Fourth, Biden is the perfect candidate for President Trump to face in his re-election bid. He is the embodiment of the stereotypical Democrat the Republican base hates. Biden is a professional politician who has been in Washington for 45 years straight, and is intimately linked to their political Antichrist, former president Barack Obama. It is Hillary Clinton 2.0, albeit without the additional benefit of sexism.

Fifth, a Biden-Trump race would likely further poison the already toxic political climate and erode the quality of political debate, leading to even more political dissatisfaction among pretty much all Americans except for the most partisan members of both camps. Before Trump entered the political stage, it was Biden who was ridiculed for his many gaffes. He is also prone to political machismo, such as the time he threatened to “beat the hell out of” Trump to defend America’s women against his sexual harassment. Biden v Trump would make the 2020 presidential debates into a sad spectacle of WWE wrestling for senior citizens — to the delight of the US media.

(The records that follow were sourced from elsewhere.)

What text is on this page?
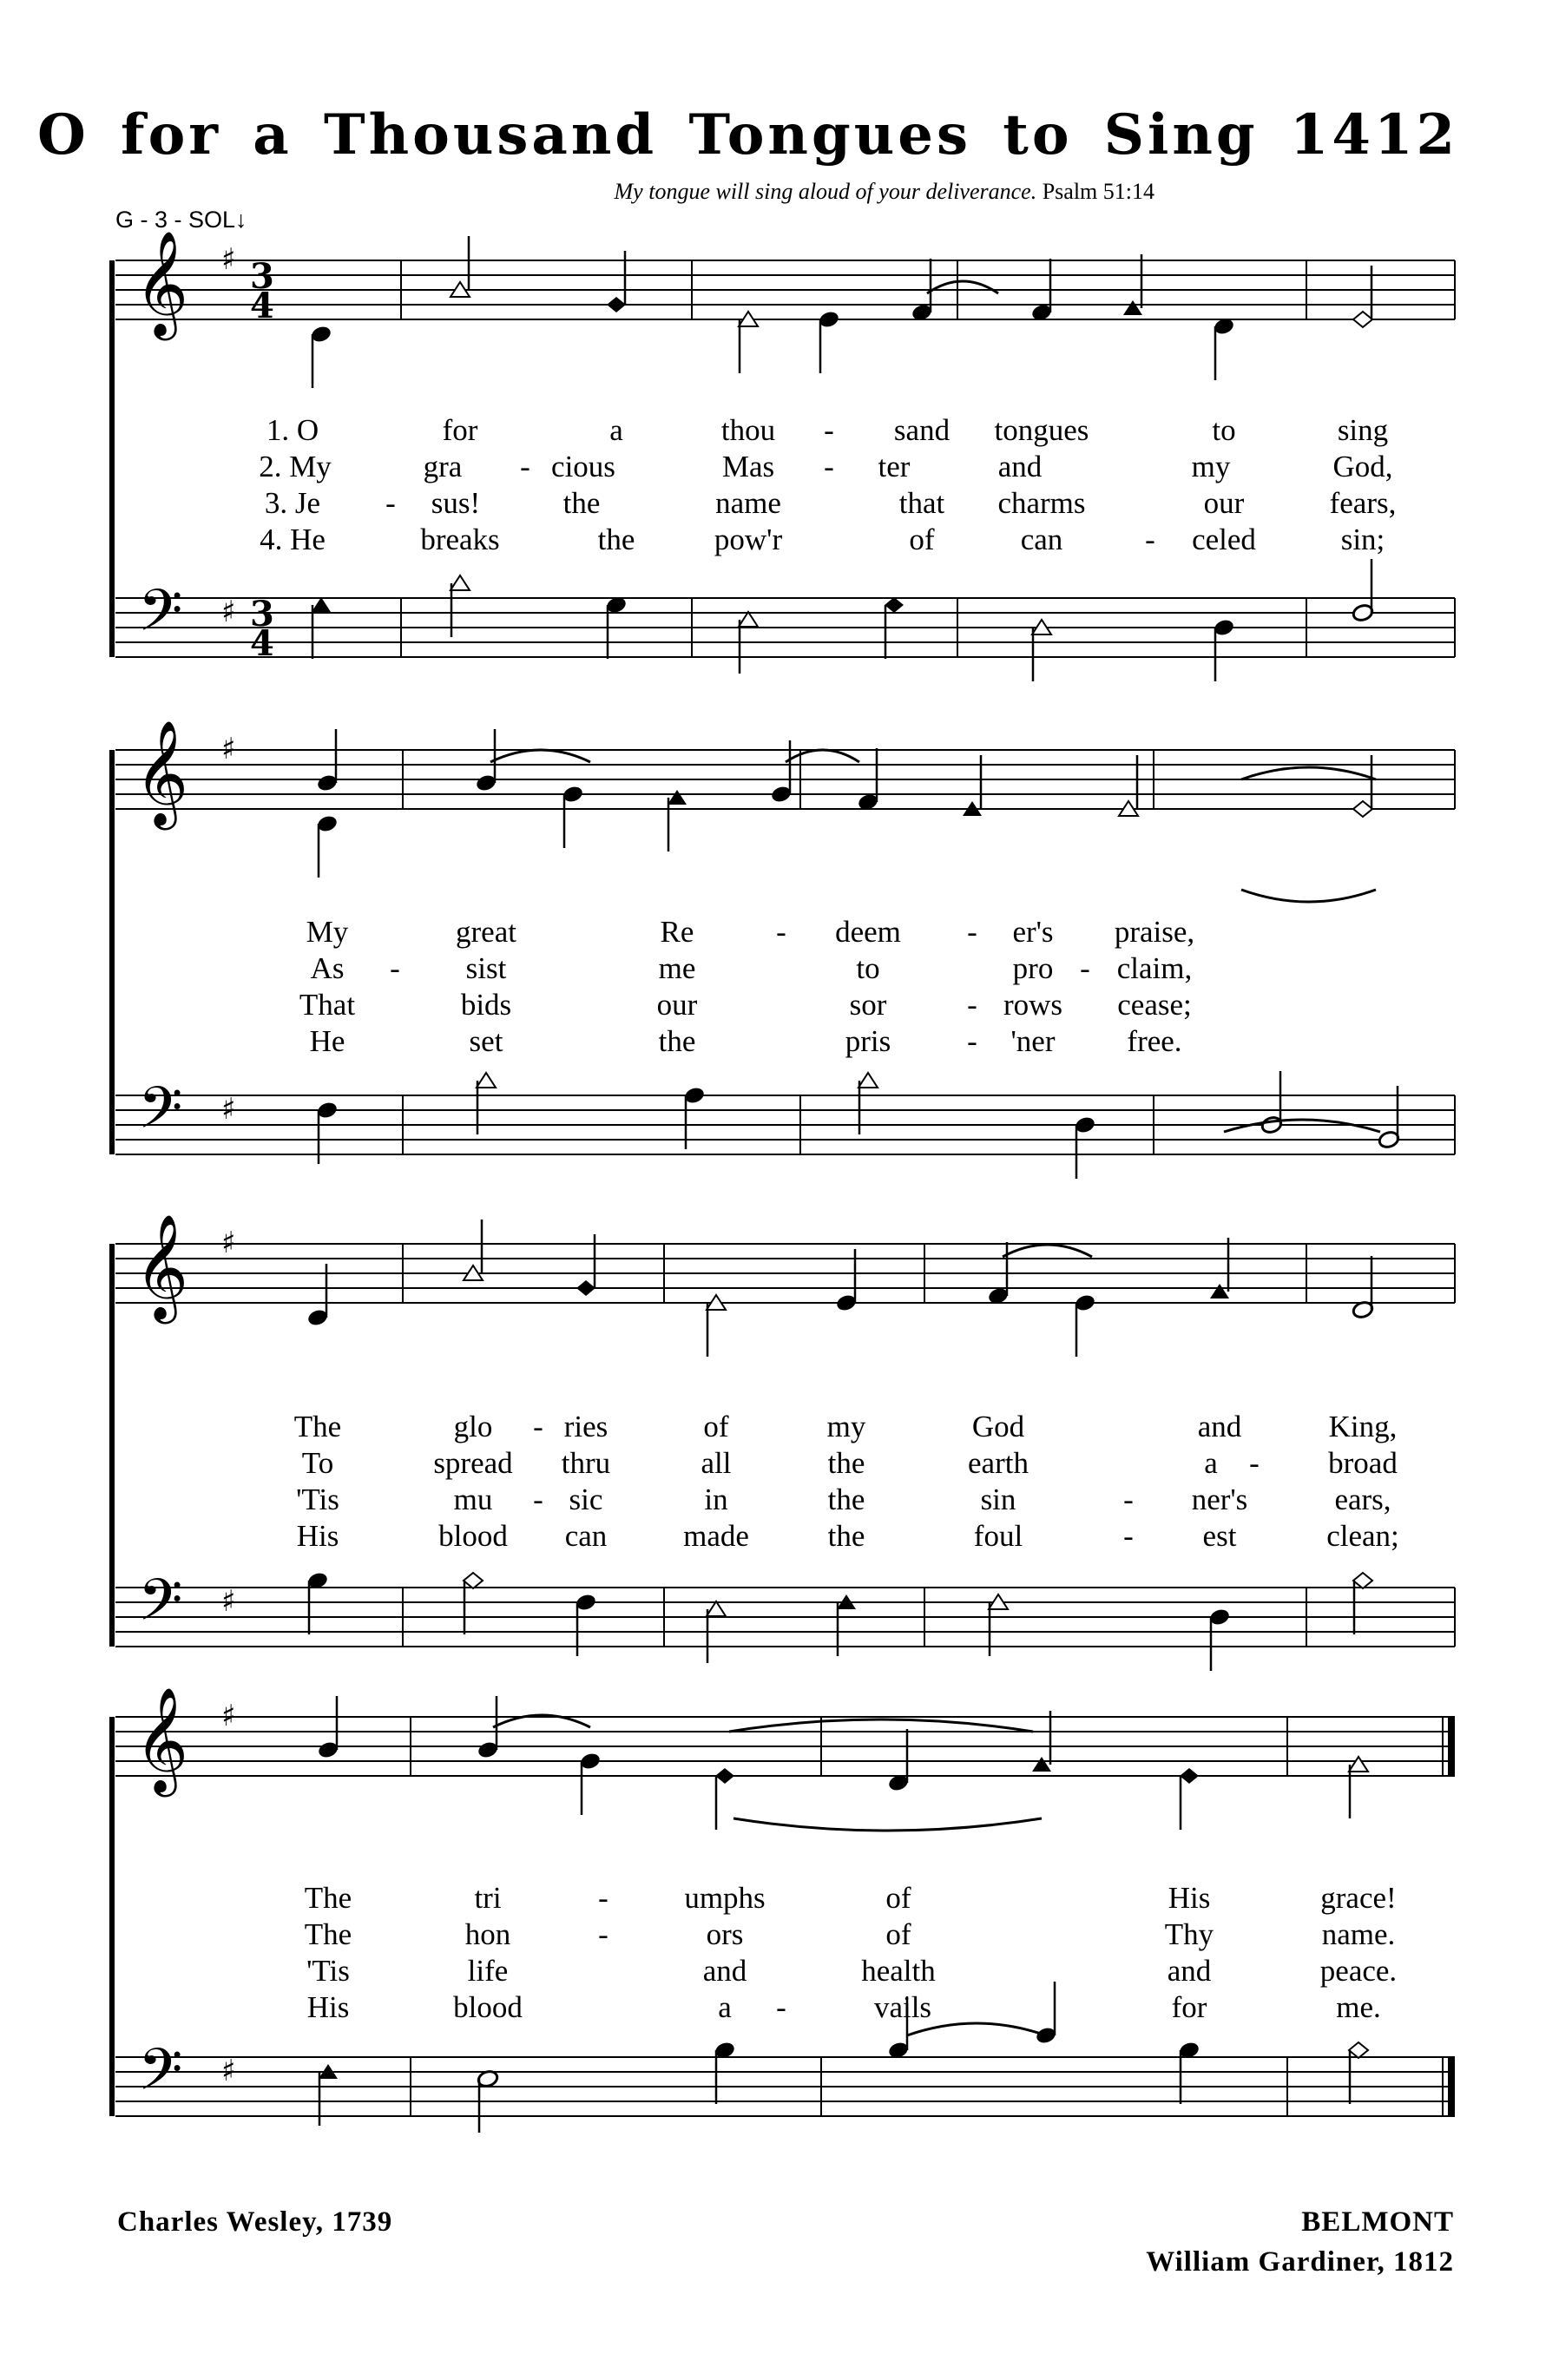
O for a Thousand Tongues to Sing 1412
My tongue will sing aloud of your deliverance. Psalm 51:14
G - 3 - SOL↓
𝄞
𝄢
♯
♯
3
4
3
4
1. O	for	a	thou - sand tongues	to	sing
2. My	gra - cious	Mas - ter	and	my	God,
3. Je - sus!	the	name	that charms	our	fears,
4. He	breaks	the	pow'r	of	can	- celed	sin;
𝄞
𝄢
♯
♯
My	great	Re	- deem - er's praise,
As - sist	me	to	pro - claim,
That	bids	our	sor	- rows cease;
He	set	the	pris	- 'ner free.
𝄞
𝄢
♯
♯
The	glo - ries	of	my	God	and	King,
To	spread thru	all	the	earth	a - broad
'Tis	mu - sic	in	the	sin	- ner's	ears,
His	blood can	made	the	foul	- est	clean;
𝄞
𝄢
♯
♯
The	tri	- umphs	of	His	grace!
The	hon	-	ors	of	Thy	name.
'Tis	life	and	health	and	peace.
His	blood	a -	vails	for	me.
Charles Wesley, 1739	BELMONT
William Gardiner, 1812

In short, Biden’s current lead in the polls shouldn’t be mistaken for evidence that he is the best Democrat to challenge Trump in 2020 and to lead the US as president. One of the oldest and worst candidates to appeal to an increasingly young and recently energised Democratic electorate is also the best candidate for Trump to attack while mobilising his political base. In a time of negative partisanship, with more and more people voting against a party rather than for one, this should be a major concern to all Democrats as well as anti-Trump Independents.

— Guardian News & Media Ltd

Cas Mudde is a prominent US columnist and the Stanley Wade Shelton UGAF Professor in the School of Public and International Affairs at the University of Georgia.